The contrast with the European regulatory approach is sharp. The EU AI Act, which entered full application in 2024, classifies real-time remote biometric identification in public spaces as a high-risk AI system and prohibits law enforcement use with narrow, defined exceptions for terrorism and serious crime. It is the most binding legal framework for facial recognition in operation globally. The United States has no equivalent, and absent federal action, the patchwork of city-level bans means that a technology restricted in Boston can be freely deployed in Bismarck.

What Would Actually Fix This

Two things need to happen simultaneously, and neither is sufficient alone. The first is procedural: mandatory blind photo array administration after a facial recognition result (meaning the analyst presenting the array does not know which candidate the algorithm ranked first), documented corroboration requirements before any arrest, and meaningful accountability when those requirements are violated. The second is legal: federal standards that treat facial recognition output as insufficient basis for arrest without independent corroboration, with civil liability attached to violations and public reporting requirements on use.

The technical improvements matter as well. Algorithms with smaller demographic disparities exist and can be identified through the NIST FRVT benchmarks. Procurement standards for law enforcement agencies should require demonstrated equitable performance across demographic groups. Agencies should be required to disclose which systems they use and to report on match accuracy in actual casework, not just controlled evaluations.

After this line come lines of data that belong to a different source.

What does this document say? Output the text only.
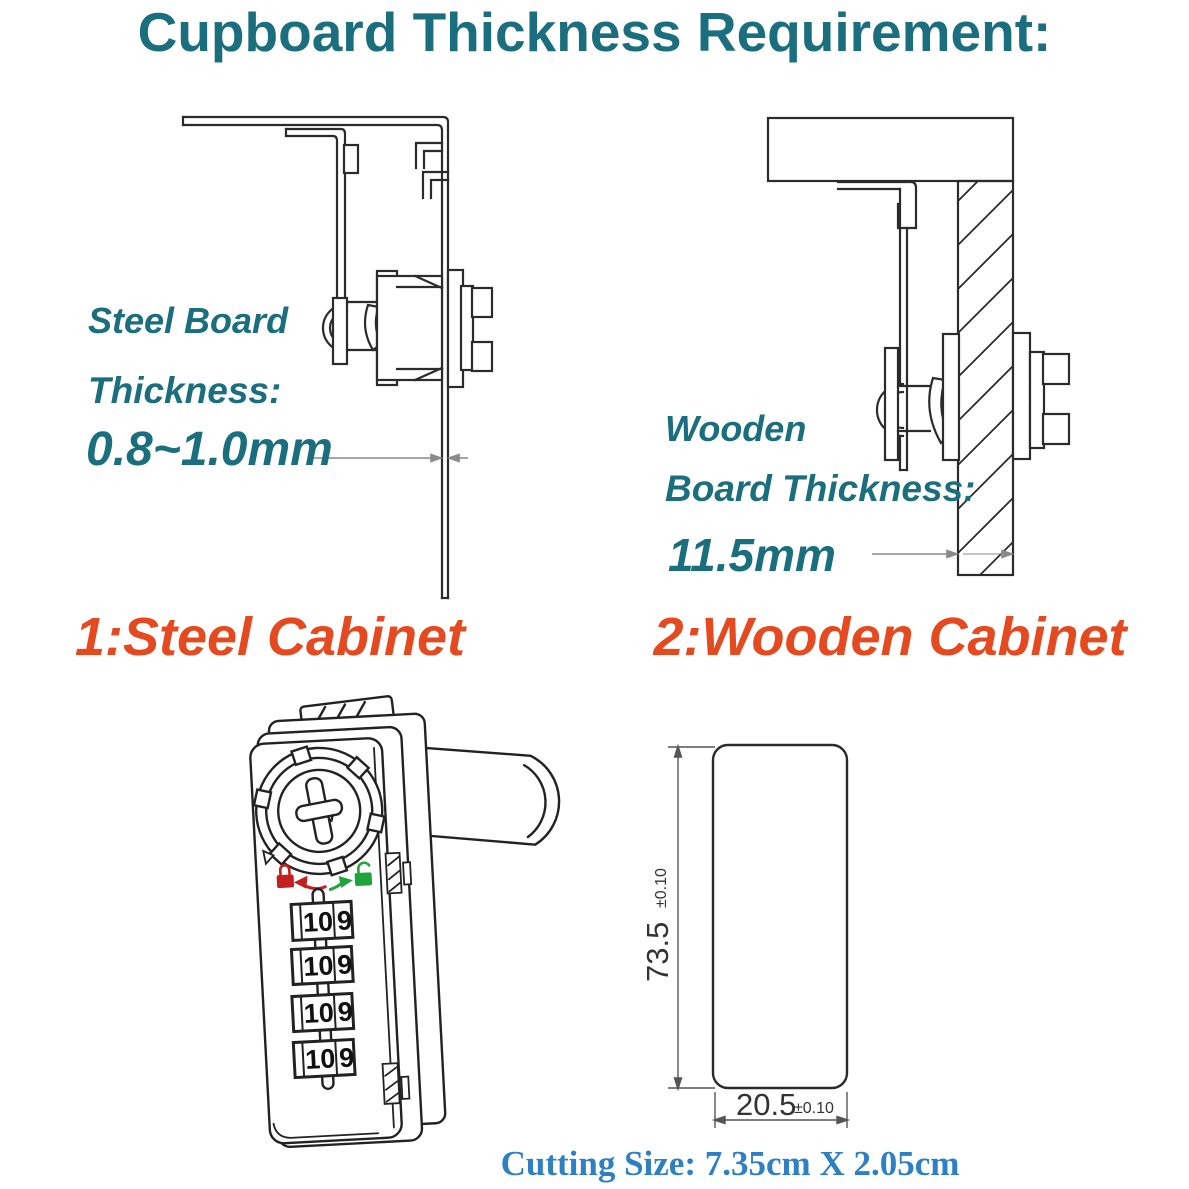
Cupboard Thickness Requirement:
Steel Board
Thickness:
0.8~1.0mm	Wooden
Board Thickness:
11.5mm
1:Steel Cabinet	2:Wooden Cabinet
10 9
10 9
10 9
10 9
73.5
±0.10
20.5
±0.10
Cutting Size: 7.35cm X 2.05cm
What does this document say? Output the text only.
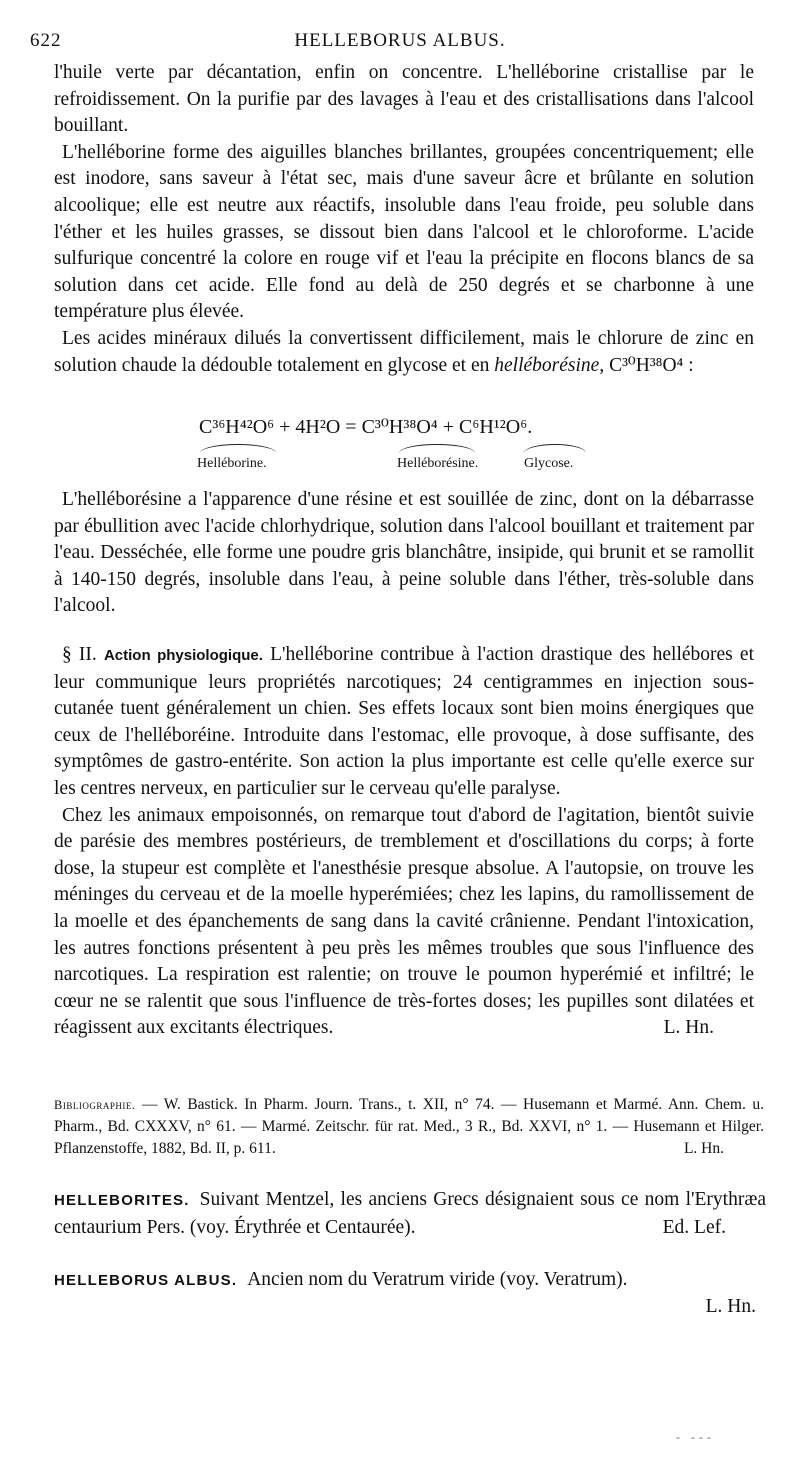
622	HELLEBORUS ALBUS.

l'huile verte par décantation, enfin on concentre. L'helléborine cristallise par le refroidissement. On la purifie par des lavages à l'eau et des cristallisations dans l'alcool bouillant.

L'helléborine forme des aiguilles blanches brillantes, groupées concentriquement; elle est inodore, sans saveur à l'état sec, mais d'une saveur âcre et brûlante en solution alcoolique; elle est neutre aux réactifs, insoluble dans l'eau froide, peu soluble dans l'éther et les huiles grasses, se dissout bien dans l'alcool et le chloroforme. L'acide sulfurique concentré la colore en rouge vif et l'eau la précipite en flocons blancs de sa solution dans cet acide. Elle fond au delà de 250 degrés et se charbonne à une température plus élevée.

Les acides minéraux dilués la convertissent difficilement, mais le chlorure de zinc en solution chaude la dédouble totalement en glycose et en helléborésine, C³⁰H³⁸O⁴ :

C³⁶H⁴²O⁶ + 4H²O = C³⁰H³⁸O⁴ + C⁶H¹²O⁶.
Helléborine.	Helléborésine.	Glycose.

L'helléborésine a l'apparence d'une résine et est souillée de zinc, dont on la débarrasse par ébullition avec l'acide chlorhydrique, solution dans l'alcool bouillant et traitement par l'eau. Desséchée, elle forme une poudre gris blanchâtre, insipide, qui brunit et se ramollit à 140-150 degrés, insoluble dans l'eau, à peine soluble dans l'éther, très-soluble dans l'alcool.

§ II. Action physiologique. L'helléborine contribue à l'action drastique des hellébores et leur communique leurs propriétés narcotiques; 24 centigrammes en injection sous-cutanée tuent généralement un chien. Ses effets locaux sont bien moins énergiques que ceux de l'helléboréine. Introduite dans l'estomac, elle provoque, à dose suffisante, des symptômes de gastro-entérite. Son action la plus importante est celle qu'elle exerce sur les centres nerveux, en particulier sur le cerveau qu'elle paralyse.

Chez les animaux empoisonnés, on remarque tout d'abord de l'agitation, bientôt suivie de parésie des membres postérieurs, de tremblement et d'oscillations du corps; à forte dose, la stupeur est complète et l'anesthésie presque absolue. A l'autopsie, on trouve les méninges du cerveau et de la moelle hyperémiées; chez les lapins, du ramollissement de la moelle et des épanchements de sang dans la cavité crânienne. Pendant l'intoxication, les autres fonctions présentent à peu près les mêmes troubles que sous l'influence des narcotiques. La respiration est ralentie; on trouve le poumon hyperémié et infiltré; le cœur ne se ralentit que sous l'influence de très-fortes doses; les pupilles sont dilatées et réagissent aux excitants électriques.	L. Hn.

Bibliographie. — W. Bastick. In Pharm. Journ. Trans., t. XII, n° 74. — Husemann et Marmé. Ann. Chem. u. Pharm., Bd. CXXXV, n° 61. — Marmé. Zeitschr. für rat. Med., 3 R., Bd. XXVI, n° 1. — Husemann et Hilger. Pflanzenstoffe, 1882, Bd. II, p. 611.	L. Hn.
HELLEBORITES. Suivant Mentzel, les anciens Grecs désignaient sous ce nom l'Erythræa centaurium Pers. (voy. Érythrée et Centaurée).	Ed. Lef.
HELLEBORUS ALBUS. Ancien nom du Veratrum viride (voy. Veratrum).
L. Hn.
- ---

None of this requires halting facial recognition research. The 1:1 verification use case is genuinely useful in appropriate contexts, and continued improvements in algorithm fairness are worth pursuing. The argument here is narrower: a technology that produces false positive rates an order of magnitude higher for certain demographic groups, applied at the scale of tens of millions of database entries, operated by institutions with a consistent pattern of treating outputs as more reliable than they are, needs binding procedural and legal constraints before its deployment in consequential investigative contexts.

The grandmother in North Dakota joins a list that should not exist. Each case generates a cycle of coverage and mild institutional acknowledgment before the policy discourse moves on. The ACLU has documented the pattern since at least 2016, and the cases keep accumulating. This is a systems problem with a systems solution, and the United States has not implemented it.